How do men regard sexist jokes in "lads' mags," the popular men's magazines found in Britain and the U.S.? Studies by Clark Psychology Assistant Professor Andrew Stewart, as well as colleagues at three universities in Europe, sought to answer that question. A number of newspapers, including the Express of London, reported the findings.
Here, an excerpt:
"The findings of the three studies, published in Psychology of Men and Masculinity, built on earlier research which helped to ignite a public debate about the role lads' mags were playing in normalizing sexist attitudes," according to the Express. "In the first, involving 81 British men aged between 18 and 50, participants were presented with sexist jokes both in and out of a lads' mag context. Young men — particularly those who scored lower on sexism measures — considered the jokes less hostile when they were in a lads' mag context, but not more ironic or funnier.
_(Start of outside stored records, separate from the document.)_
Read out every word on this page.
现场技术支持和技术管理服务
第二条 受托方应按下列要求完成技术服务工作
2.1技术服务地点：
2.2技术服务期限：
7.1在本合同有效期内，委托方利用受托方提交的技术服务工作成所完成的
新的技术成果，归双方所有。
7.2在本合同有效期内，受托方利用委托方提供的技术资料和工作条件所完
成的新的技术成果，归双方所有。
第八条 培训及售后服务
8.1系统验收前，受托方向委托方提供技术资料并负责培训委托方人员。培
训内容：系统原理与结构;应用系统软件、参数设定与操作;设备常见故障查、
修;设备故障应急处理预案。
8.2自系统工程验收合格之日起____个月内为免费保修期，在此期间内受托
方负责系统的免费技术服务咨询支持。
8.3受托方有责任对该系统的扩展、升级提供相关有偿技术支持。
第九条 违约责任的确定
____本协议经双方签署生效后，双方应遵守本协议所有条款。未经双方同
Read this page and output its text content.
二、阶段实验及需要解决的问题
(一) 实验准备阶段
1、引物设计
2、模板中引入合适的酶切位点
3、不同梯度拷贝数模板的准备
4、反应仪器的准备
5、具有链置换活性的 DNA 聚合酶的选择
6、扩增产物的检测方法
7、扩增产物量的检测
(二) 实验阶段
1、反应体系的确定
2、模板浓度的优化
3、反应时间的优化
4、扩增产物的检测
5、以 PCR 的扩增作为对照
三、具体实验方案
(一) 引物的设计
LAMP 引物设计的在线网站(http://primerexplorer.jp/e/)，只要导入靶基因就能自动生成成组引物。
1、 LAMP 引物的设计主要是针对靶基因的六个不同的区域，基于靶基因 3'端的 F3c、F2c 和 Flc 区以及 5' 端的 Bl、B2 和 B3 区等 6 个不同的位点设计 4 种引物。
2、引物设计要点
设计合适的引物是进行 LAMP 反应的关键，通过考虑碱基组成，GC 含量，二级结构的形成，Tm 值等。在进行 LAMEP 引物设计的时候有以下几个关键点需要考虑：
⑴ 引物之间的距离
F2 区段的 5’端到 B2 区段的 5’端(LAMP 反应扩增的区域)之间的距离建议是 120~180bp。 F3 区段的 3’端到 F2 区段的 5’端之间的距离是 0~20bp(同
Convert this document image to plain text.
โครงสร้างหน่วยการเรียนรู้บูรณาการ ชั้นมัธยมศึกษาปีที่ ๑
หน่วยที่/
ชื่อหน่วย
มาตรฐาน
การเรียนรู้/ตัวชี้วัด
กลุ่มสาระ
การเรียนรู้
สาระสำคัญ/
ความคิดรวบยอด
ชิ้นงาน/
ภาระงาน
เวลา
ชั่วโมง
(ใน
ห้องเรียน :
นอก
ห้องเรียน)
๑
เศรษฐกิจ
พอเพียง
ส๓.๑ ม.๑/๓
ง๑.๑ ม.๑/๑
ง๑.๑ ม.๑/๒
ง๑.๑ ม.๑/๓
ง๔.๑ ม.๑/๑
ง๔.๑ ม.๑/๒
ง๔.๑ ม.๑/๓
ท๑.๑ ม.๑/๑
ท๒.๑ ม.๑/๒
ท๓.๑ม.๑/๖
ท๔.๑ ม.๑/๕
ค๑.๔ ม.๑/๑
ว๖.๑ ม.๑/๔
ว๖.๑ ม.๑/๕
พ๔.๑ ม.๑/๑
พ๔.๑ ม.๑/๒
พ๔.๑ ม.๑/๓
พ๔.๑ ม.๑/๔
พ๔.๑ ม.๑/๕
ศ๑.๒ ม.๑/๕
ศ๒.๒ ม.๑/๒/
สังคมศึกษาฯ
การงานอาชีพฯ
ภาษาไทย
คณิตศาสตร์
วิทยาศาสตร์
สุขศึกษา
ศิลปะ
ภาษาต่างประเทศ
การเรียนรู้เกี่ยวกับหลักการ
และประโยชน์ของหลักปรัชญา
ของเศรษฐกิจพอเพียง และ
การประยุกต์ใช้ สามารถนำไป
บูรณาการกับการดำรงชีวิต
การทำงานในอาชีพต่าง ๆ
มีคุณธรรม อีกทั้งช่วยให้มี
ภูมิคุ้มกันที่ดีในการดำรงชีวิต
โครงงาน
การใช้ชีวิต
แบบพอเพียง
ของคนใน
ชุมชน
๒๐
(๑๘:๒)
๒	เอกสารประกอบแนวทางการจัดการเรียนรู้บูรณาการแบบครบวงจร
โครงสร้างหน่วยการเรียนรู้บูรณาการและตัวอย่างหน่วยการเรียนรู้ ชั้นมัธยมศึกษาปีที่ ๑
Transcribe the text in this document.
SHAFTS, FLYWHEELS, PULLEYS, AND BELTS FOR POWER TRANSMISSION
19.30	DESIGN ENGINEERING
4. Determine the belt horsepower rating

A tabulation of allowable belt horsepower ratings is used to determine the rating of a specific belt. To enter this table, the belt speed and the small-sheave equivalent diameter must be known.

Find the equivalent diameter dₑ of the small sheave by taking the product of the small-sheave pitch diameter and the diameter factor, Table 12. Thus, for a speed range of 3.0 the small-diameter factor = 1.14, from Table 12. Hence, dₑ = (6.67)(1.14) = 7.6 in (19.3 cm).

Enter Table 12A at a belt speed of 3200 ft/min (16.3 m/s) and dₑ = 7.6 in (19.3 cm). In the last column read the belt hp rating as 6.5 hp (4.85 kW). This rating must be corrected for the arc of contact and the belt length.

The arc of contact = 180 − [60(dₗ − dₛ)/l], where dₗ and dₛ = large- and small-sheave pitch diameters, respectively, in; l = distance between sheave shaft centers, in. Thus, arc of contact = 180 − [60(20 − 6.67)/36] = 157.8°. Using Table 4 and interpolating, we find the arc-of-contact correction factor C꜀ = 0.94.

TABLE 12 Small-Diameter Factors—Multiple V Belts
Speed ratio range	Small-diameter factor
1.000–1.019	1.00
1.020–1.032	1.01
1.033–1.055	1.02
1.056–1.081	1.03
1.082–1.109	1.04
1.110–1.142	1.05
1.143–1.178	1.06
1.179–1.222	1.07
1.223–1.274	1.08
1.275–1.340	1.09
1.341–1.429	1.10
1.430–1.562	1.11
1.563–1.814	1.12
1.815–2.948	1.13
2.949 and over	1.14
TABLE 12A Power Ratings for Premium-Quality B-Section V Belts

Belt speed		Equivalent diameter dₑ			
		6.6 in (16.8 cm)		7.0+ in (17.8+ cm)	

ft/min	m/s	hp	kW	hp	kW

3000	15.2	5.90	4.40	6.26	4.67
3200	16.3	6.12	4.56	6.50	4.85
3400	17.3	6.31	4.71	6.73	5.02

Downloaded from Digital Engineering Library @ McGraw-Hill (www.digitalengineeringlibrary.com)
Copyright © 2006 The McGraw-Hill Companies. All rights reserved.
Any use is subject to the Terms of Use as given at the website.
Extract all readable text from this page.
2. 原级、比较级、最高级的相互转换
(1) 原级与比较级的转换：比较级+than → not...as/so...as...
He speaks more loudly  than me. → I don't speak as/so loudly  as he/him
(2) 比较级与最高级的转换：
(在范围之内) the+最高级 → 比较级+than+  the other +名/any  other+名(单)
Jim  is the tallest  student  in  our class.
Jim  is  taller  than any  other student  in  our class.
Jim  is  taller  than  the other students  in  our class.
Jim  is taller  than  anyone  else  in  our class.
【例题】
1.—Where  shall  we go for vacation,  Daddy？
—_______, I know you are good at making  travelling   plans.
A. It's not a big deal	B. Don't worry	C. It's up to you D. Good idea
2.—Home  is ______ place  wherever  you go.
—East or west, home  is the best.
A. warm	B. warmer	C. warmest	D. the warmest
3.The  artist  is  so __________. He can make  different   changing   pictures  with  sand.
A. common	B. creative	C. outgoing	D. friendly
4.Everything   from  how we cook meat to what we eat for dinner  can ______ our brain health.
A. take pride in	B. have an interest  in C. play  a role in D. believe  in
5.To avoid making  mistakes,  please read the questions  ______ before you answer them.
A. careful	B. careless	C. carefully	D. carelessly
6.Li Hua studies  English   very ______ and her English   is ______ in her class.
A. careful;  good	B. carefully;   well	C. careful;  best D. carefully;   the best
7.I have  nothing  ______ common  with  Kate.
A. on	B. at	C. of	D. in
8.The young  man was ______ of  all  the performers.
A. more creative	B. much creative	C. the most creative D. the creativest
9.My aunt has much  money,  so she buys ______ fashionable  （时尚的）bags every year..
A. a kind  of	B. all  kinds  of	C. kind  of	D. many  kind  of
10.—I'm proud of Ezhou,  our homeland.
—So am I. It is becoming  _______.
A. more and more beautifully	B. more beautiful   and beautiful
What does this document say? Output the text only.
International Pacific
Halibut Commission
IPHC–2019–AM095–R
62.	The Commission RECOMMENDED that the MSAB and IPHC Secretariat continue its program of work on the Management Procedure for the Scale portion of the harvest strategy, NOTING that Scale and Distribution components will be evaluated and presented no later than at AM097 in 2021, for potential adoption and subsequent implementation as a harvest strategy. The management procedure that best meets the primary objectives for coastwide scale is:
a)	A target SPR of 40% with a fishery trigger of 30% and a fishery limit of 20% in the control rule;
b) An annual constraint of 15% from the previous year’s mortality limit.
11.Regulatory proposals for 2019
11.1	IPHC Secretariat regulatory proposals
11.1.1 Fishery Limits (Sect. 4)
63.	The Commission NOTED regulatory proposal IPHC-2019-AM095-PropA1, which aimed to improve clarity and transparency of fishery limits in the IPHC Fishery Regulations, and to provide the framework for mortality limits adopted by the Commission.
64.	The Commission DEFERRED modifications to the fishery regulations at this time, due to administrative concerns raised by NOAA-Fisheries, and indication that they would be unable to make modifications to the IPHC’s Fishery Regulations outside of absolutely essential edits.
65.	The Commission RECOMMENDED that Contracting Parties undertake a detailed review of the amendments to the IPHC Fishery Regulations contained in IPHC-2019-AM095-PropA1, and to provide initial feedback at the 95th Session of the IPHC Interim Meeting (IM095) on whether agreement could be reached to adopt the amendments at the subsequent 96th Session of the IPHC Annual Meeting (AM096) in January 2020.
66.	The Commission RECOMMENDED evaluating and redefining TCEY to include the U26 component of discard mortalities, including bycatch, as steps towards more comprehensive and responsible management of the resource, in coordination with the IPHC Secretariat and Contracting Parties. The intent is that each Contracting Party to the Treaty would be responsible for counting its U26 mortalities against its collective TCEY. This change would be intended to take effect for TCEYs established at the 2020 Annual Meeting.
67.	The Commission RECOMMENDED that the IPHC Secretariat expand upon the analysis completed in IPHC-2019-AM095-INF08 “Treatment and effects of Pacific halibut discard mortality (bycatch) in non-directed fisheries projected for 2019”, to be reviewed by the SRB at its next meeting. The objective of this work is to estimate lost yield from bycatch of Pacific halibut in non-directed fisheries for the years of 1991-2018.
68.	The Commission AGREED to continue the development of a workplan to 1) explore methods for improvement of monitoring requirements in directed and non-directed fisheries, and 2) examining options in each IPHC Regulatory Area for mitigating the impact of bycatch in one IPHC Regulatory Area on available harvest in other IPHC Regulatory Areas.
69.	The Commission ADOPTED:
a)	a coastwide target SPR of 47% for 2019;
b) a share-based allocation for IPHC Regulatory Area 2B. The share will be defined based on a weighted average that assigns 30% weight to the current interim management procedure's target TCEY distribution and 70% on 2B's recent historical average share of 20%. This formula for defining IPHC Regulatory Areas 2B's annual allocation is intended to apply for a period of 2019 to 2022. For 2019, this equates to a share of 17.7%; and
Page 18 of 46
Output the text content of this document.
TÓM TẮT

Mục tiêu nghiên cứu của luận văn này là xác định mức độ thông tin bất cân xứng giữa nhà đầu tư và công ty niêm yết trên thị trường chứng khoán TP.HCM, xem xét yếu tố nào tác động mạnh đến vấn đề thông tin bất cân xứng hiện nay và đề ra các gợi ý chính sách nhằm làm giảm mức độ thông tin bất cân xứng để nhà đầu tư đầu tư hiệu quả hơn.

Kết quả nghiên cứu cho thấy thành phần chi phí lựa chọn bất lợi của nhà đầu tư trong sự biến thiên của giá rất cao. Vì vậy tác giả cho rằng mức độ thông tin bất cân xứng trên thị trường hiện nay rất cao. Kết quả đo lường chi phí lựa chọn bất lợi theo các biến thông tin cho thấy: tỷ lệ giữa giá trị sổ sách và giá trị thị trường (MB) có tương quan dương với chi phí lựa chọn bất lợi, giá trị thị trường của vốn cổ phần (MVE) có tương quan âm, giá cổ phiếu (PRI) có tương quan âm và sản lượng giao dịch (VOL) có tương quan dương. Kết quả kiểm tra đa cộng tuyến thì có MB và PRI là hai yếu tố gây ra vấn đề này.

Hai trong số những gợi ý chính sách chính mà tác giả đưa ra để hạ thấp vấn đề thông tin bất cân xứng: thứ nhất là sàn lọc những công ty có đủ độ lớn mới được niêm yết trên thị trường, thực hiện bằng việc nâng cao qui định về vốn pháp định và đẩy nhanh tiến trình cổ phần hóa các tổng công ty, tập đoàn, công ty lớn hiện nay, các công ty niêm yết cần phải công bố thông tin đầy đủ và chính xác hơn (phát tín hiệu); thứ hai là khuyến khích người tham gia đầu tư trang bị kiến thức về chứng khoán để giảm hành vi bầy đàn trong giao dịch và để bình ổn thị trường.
"A second study, involving 423 British men aged 18 to 30, aimed to identify the correlation between sexism and lads' mag consumption.
"The findings revealed that if a man displays ambivalent sexism he is more likely to buy lads' mags than other men, but not more likely to indulge in other forms of direct sexual consumption such as paying for sex or going to strip clubs.
"A third study conducted in the United States among 274 undergraduate students found that when shown evidence of the extreme hostility of content found in lads' mags, young men 'delegitimize' the magazines."
Stewart teamed with psychologists from the University of Surrey, Middlesex University London and Ghent University.